Por outro lado, os lembretes religiosos têm um efeito documentado sobre o comportamento moral.

Estudos realizados entre cristãos americanos, por exemplo, descobriram que os participantes doaram mais dinheiro para instituições de caridade e até assistiram menos pornografia aos domingos. No entanto, eles compensaram em ambas as contas durante o resto da semana. Como resultado, não houve diferenças entre os participantes religiosos e não religiosos, em média.

Da mesma forma, um estudo realizado no Marrocos descobriu que sempre que o chamado islâmico para a oração era audível publicamente, os moradores contribuíam com mais dinheiro para a caridade. No entanto, esses efeitos duraram pouco: as doações aumentaram apenas alguns minutos após cada ligação e depois diminuíram novamente.

Vários outros estudos produziram resultados semelhantes. Em meu próprio trabalho, descobri que as pessoas se tornam mais generosas e cooperativas quando se vêem em um local de culto.

Curiosamente, o grau de religiosidade de uma pessoa não parece ter um grande efeito nesses experimentos. Em outras palavras, os efeitos positivos da religião dependem da situação , não da disposição.

Religião e Estado de Direito

No entanto, nem todas as crenças são criadas iguais. Um estudo intercultural recente mostrou que aqueles que vêem seus deuses como moralizadores e punidores são mais imparciais e trapaceiam menos nas transações econômicas. 

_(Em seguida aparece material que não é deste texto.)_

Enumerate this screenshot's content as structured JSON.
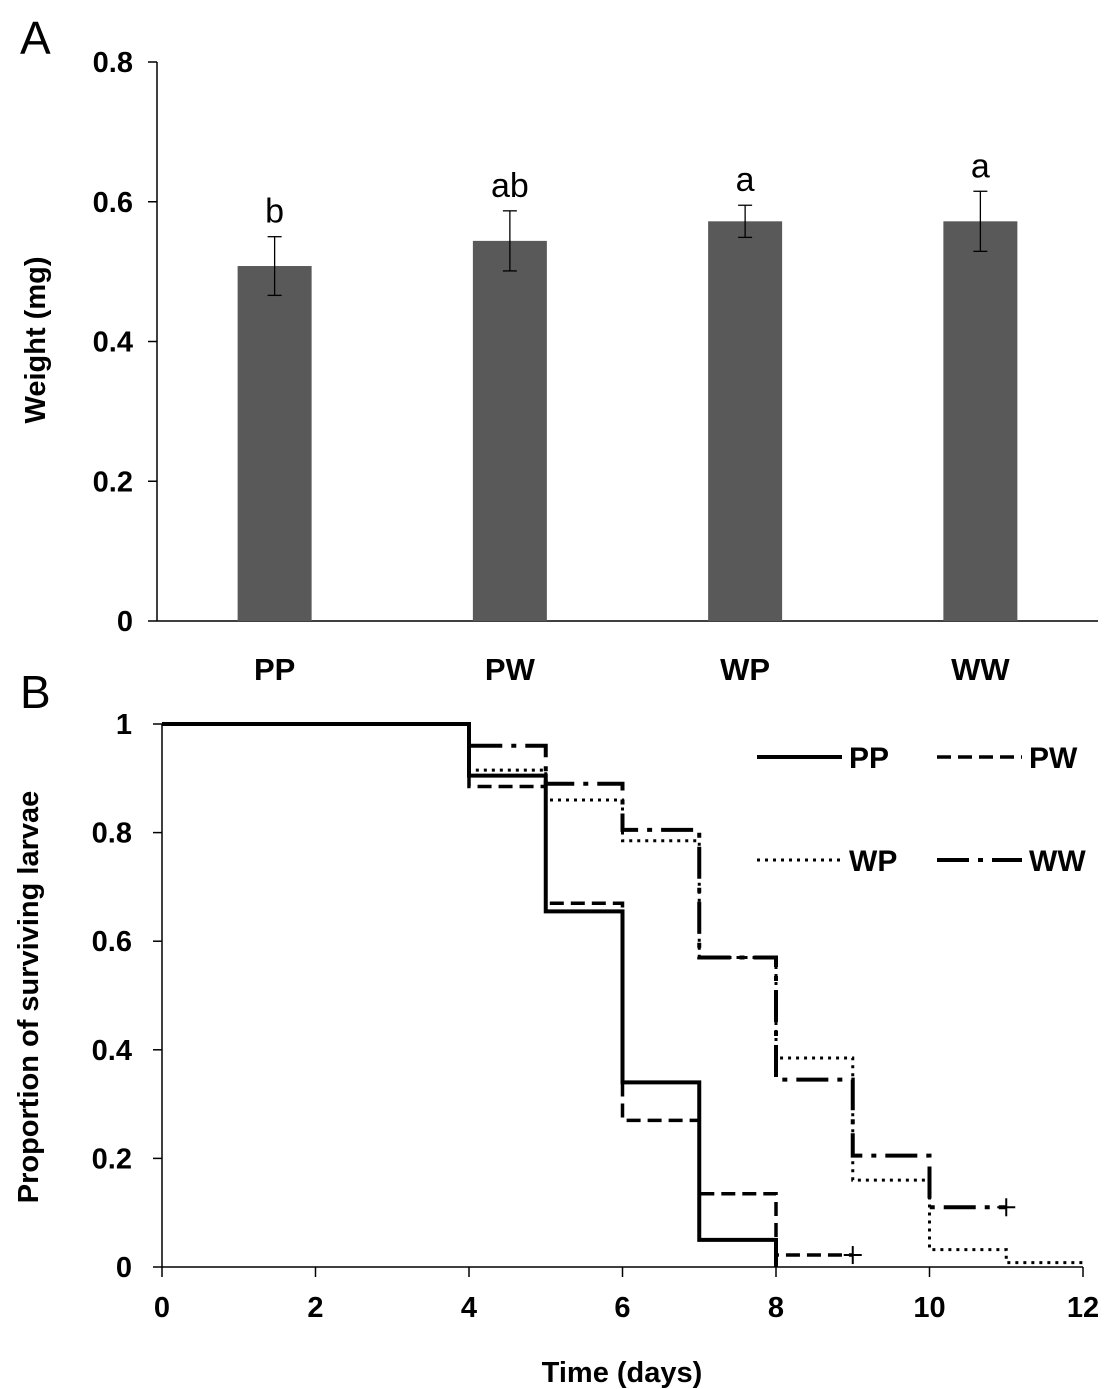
{
  "chart_data": [
    {
      "panel": "A",
      "type": "bar",
      "categories": [
        "PP",
        "PW",
        "WP",
        "WW"
      ],
      "values": [
        0.508,
        0.544,
        0.572,
        0.572
      ],
      "errors": [
        0.042,
        0.043,
        0.023,
        0.043
      ],
      "significance": [
        "b",
        "ab",
        "a",
        "a"
      ],
      "ylabel": "Weight (mg)",
      "xlabel": "",
      "ylim": [
        0,
        0.8
      ],
      "yticks": [
        "0",
        "0.2",
        "0.4",
        "0.6",
        "0.8"
      ],
      "bar_color": "#595959",
      "grid": false
    },
    {
      "panel": "B",
      "type": "line",
      "step": true,
      "xlabel": "Time (days)",
      "ylabel": "Proportion of surviving larvae",
      "xlim": [
        0,
        12
      ],
      "ylim": [
        0,
        1
      ],
      "xticks": [
        "0",
        "2",
        "4",
        "6",
        "8",
        "10",
        "12"
      ],
      "yticks": [
        "0",
        "0.2",
        "0.4",
        "0.6",
        "0.8",
        "1"
      ],
      "legend_position": "top-right",
      "grid": false,
      "series": [
        {
          "name": "PP",
          "style": "solid",
          "x": [
            0,
            4,
            5,
            6,
            7,
            8
          ],
          "y": [
            1,
            0.905,
            0.655,
            0.34,
            0.05,
            0
          ],
          "end": 8,
          "censored": []
        },
        {
          "name": "PW",
          "style": "dashed",
          "x": [
            0,
            4,
            5,
            6,
            7,
            8
          ],
          "y": [
            1,
            0.885,
            0.67,
            0.27,
            0.135,
            0.022
          ],
          "end": 9,
          "censored": [
            [
              9,
              0.022
            ]
          ]
        },
        {
          "name": "WP",
          "style": "dotted",
          "x": [
            0,
            4,
            5,
            6,
            7,
            8,
            9,
            10,
            11
          ],
          "y": [
            1,
            0.915,
            0.86,
            0.785,
            0.57,
            0.385,
            0.16,
            0.032,
            0.008
          ],
          "end": 12,
          "censored": []
        },
        {
          "name": "WW",
          "style": "longdash",
          "x": [
            0,
            4,
            5,
            6,
            7,
            8,
            9,
            10
          ],
          "y": [
            1,
            0.96,
            0.89,
            0.805,
            0.57,
            0.345,
            0.205,
            0.11
          ],
          "end": 11,
          "censored": [
            [
              11,
              0.11
            ]
          ]
        }
      ]
    }
  ]
}
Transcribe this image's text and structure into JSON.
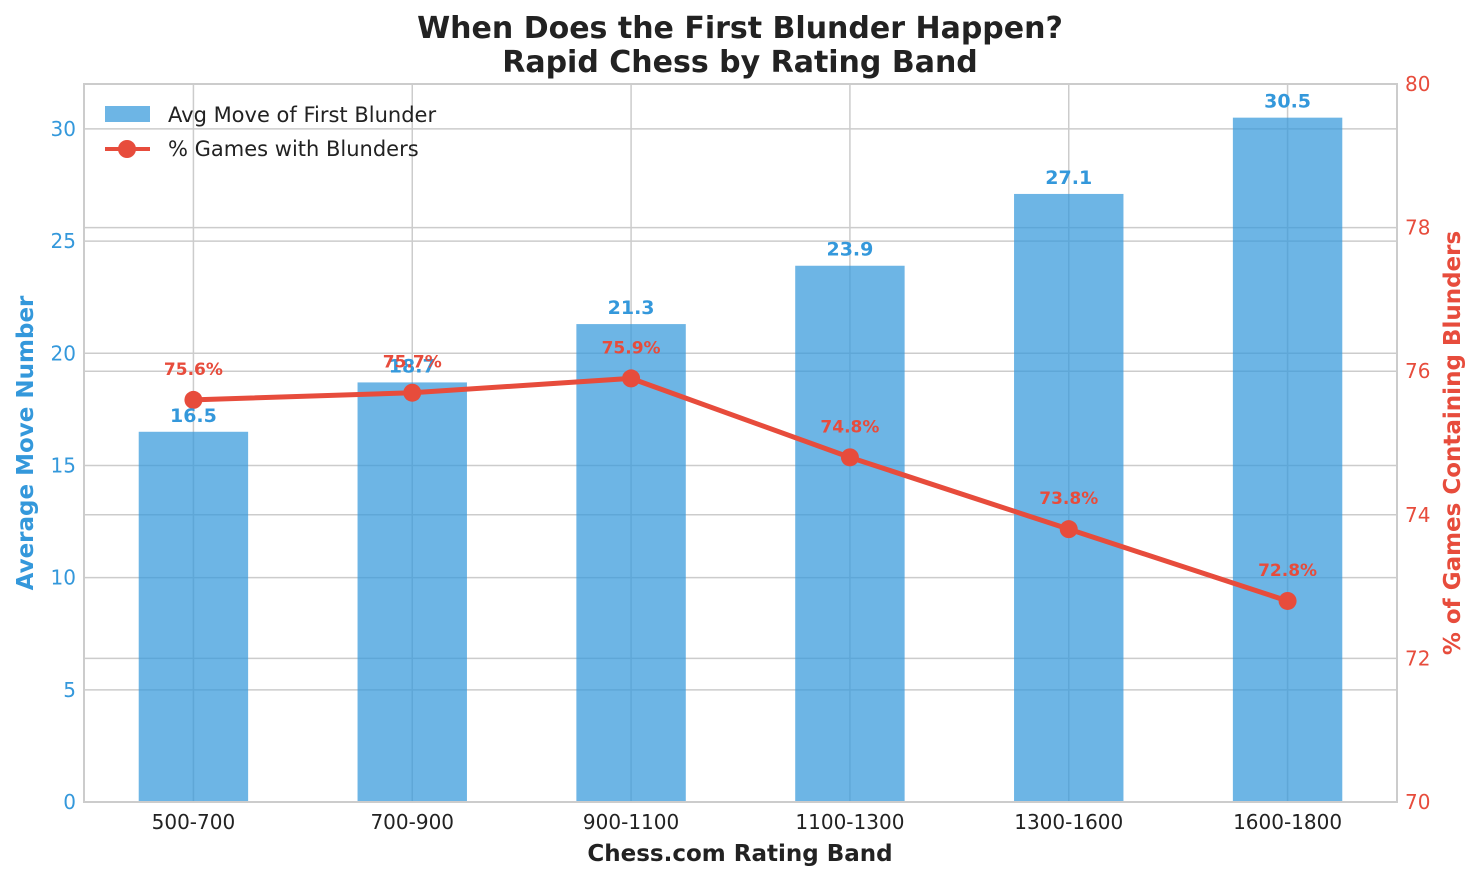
{
  "chart_data": {
    "type": "bar",
    "title_line1": "When Does the First Blunder Happen?",
    "title_line2": "Rapid Chess by Rating Band",
    "xlabel": "Chess.com Rating Band",
    "ylabel_left": "Average Move Number",
    "ylabel_right": "% of Games Containing Blunders",
    "categories": [
      "500-700",
      "700-900",
      "900-1100",
      "1100-1300",
      "1300-1600",
      "1600-1800"
    ],
    "series": [
      {
        "name": "Avg Move of First Blunder",
        "kind": "bar",
        "axis": "left",
        "color": "#3498db",
        "values": [
          16.5,
          18.7,
          21.3,
          23.9,
          27.1,
          30.5
        ],
        "labels": [
          "16.5",
          "18.7",
          "21.3",
          "23.9",
          "27.1",
          "30.5"
        ]
      },
      {
        "name": "% Games with Blunders",
        "kind": "line",
        "axis": "right",
        "color": "#e74c3c",
        "values": [
          75.6,
          75.7,
          75.9,
          74.8,
          73.8,
          72.8
        ],
        "labels": [
          "75.6%",
          "75.7%",
          "75.9%",
          "74.8%",
          "73.8%",
          "72.8%"
        ]
      }
    ],
    "ylim_left": [
      0,
      32
    ],
    "yticks_left": [
      0,
      5,
      10,
      15,
      20,
      25,
      30
    ],
    "ylim_right": [
      70,
      80
    ],
    "yticks_right": [
      70,
      72,
      74,
      76,
      78,
      80
    ],
    "grid": true,
    "legend_position": "top-left"
  }
}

Em outras palavras, se as pessoas acreditam que seus deuses sempre sabem o que estão fazendo e estão dispostos a punir os transgressores, elas tenderão a se comportar melhor e esperar que os outros também o façam.

Essa crença em uma fonte externa de justiça, no entanto, não é exclusiva da religião. A confiança no estado de direito, na forma de um Estado eficiente, de um sistema judicial justo ou de uma força policial confiável, também é um indicador de comportamento moral.

E, de fato, quando o império da lei é forte, a crença religiosa diminui, e o mesmo ocorre com a desconfiança contra os ateus.

A coevolução de Deus e da sociedade

A evidência científica sugere que os humanos - e até mesmo nossos primos primatas — têm predisposições morais inatas, que muitas vezes são expressas em filosofias religiosas. Ou seja, a religião é um reflexo e não a causa dessas predisposições.

Mas a razão pela qual a religião teve tanto sucesso no curso da história humana é precisamente sua capacidade de capitalizar essas intuições morais.

O registro histórico mostra que os seres sobrenaturais nem sempre foram associados à moralidade. Os deuses gregos antigos não estavam interessados na conduta ética das pessoas. Muito parecido com as várias divindades locais adoradas entre muitos caçadores-coletores modernos, eles se preocupavam em receber rituais e ofertas, mas não se as pessoas mentiam umas para as outras ou traíam seus cônjuges.

Conforme o psicólogo Ara Norenzayan, a crença em deuses moralmente investidos desenvolveu-se como uma solução para o problema da cooperação em grande escala.

As primeiras sociedades eram pequenas o suficiente para que seus membros pudessem confiar na reputação das pessoas para decidir com quem se associar. Mas assim que nossos ancestrais se voltaram para assentamentos permanentes e o tamanho do grupo aumentou, as interações cotidianas ocorreram cada vez mais entre estranhos. Como as pessoas saberiam em quem confiar?

A religião forneceu uma resposta introduzindo crenças sobre deuses oniscientes e onipotentes que punem as transgressões morais. À medida que as sociedades humanas cresciam, também crescia a ocorrência de tais crenças. E na ausência de instituições seculares eficientes, o temor a Deus era crucial para estabelecer e manter a ordem social.

Nessas sociedades, a crença sincera em um observador sobrenatural que pune era a melhor garantia de comportamento moral, fornecendo um sinal público de conformidade com as normas sociais.

Hoje temos outras formas de policiar a moralidade, mas essa herança evolutiva ainda está conosco. Embora as estatísticas mostrem que os ateus cometem menos crimes do que a média, o preconceito generalizado contra eles, como destacado por nosso estudo, reflete intuições que foram forjadas ao longo dos séculos e podem ser difíceis de superar.